野生動物は救護施設で抗菌薬や薬剤耐性菌に暴露する場合があるが、通常治療されることがほとんどない。最近の調査においても、国内の野生動物から分離した大腸菌における薬剤耐性菌の分布は低率である。これは、1980年代からの調査成績と類似している。一方、特定の薬剤耐性菌の実態を知る上では、抗菌薬の入った培地を用いて薬剤耐性菌を分離する方法がとられる。そこで、医療や獣医療で重要な抗菌薬(第3世代セファロスポリンやフルオロキノロン)に対する耐性大腸菌を抗菌薬入り培地で調査したところ、都市環境に生息するイノシシやシカでは山中に生息する個体に比べ薬剤耐性菌を高率に保有する傾向が認められる。

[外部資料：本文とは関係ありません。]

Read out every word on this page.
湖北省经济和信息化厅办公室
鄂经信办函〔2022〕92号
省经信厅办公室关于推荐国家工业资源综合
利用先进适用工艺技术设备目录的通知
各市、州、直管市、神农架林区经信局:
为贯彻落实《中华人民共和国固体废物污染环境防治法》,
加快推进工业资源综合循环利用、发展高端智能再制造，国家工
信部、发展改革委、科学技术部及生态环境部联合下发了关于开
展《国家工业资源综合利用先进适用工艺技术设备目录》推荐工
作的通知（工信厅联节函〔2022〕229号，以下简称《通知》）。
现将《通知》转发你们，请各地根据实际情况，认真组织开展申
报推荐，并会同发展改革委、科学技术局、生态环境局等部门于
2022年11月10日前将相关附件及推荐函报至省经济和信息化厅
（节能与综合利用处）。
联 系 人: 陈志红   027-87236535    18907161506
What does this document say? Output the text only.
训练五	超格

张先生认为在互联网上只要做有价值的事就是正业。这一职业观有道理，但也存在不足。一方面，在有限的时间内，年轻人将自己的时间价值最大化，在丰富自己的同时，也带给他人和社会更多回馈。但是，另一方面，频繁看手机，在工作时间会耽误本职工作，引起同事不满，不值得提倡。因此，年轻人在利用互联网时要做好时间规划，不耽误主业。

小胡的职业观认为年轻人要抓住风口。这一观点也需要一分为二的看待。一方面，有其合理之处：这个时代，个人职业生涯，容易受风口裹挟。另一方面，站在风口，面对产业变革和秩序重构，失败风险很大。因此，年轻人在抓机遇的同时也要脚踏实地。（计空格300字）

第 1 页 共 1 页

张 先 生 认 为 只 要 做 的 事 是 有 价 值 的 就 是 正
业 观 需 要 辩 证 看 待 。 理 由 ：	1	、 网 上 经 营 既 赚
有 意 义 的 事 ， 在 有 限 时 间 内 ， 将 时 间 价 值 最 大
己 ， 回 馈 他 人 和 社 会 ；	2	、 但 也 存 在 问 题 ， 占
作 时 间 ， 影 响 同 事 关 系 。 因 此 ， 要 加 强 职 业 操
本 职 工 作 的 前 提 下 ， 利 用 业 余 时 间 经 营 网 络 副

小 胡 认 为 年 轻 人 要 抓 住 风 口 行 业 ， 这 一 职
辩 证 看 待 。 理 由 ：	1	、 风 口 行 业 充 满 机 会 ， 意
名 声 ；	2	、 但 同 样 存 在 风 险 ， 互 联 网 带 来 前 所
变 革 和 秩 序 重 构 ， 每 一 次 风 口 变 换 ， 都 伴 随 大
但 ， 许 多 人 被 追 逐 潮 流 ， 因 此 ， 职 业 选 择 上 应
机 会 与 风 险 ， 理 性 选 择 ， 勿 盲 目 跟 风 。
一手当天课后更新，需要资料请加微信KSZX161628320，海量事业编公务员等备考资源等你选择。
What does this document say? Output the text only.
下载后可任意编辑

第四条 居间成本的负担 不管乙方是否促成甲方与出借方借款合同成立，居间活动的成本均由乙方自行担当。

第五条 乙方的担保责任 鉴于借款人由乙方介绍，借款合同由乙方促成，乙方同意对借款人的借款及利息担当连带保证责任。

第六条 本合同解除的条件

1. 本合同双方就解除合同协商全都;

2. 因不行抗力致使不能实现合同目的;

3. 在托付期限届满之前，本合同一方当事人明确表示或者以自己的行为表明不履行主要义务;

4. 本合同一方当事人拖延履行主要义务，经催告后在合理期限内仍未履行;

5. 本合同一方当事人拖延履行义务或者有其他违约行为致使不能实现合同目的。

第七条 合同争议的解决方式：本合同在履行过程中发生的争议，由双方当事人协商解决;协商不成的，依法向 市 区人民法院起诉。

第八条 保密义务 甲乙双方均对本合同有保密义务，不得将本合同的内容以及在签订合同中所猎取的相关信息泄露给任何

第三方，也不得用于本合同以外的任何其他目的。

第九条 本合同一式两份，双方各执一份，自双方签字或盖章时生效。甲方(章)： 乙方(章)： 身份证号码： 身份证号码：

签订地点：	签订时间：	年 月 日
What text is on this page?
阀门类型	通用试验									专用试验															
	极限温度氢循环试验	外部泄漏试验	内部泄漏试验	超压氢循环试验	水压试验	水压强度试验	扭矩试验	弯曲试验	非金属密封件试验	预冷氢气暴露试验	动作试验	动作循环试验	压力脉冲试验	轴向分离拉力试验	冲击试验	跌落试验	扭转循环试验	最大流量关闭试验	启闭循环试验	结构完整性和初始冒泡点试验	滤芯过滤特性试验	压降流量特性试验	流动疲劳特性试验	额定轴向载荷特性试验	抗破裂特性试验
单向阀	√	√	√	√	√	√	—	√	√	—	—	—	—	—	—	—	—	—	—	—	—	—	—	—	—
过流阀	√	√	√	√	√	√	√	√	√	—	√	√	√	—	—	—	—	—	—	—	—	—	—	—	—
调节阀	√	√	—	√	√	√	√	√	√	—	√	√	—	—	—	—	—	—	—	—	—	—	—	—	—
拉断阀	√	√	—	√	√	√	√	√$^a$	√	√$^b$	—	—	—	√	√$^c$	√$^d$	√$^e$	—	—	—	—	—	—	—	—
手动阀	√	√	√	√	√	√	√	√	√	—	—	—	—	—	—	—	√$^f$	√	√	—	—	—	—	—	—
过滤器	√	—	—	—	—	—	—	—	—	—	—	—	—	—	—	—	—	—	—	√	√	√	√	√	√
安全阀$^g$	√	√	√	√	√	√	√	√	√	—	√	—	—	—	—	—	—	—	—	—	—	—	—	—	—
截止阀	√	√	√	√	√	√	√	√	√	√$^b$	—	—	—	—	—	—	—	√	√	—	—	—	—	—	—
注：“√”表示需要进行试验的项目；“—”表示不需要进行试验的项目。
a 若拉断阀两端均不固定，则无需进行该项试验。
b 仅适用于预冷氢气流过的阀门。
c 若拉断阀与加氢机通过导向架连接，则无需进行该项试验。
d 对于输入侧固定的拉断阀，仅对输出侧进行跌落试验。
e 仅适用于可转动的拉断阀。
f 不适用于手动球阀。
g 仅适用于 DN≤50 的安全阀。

環境中への薬剤耐性菌の放出ルートとして、生活排水や畜産排水などの放流水が注目されている。生息環境における水系汚染は野生動物が薬剤耐性菌を獲得するうえで重要であるが、灌漑に利用されることで農産物を含む植物も薬剤耐性菌の汚染源となる。また、私たちが気を付けなければならないのが、餌付けの問題である。野生動物における薬剤耐性菌を制御する上で、餌付けなどについても考えなければならない。
薬剤耐性菌は目に見えない危機として潜在的な社会問題となっている。薬剤耐性菌が身の回りの野生動物から生活環境に侵入する危険性を認識しなければならない。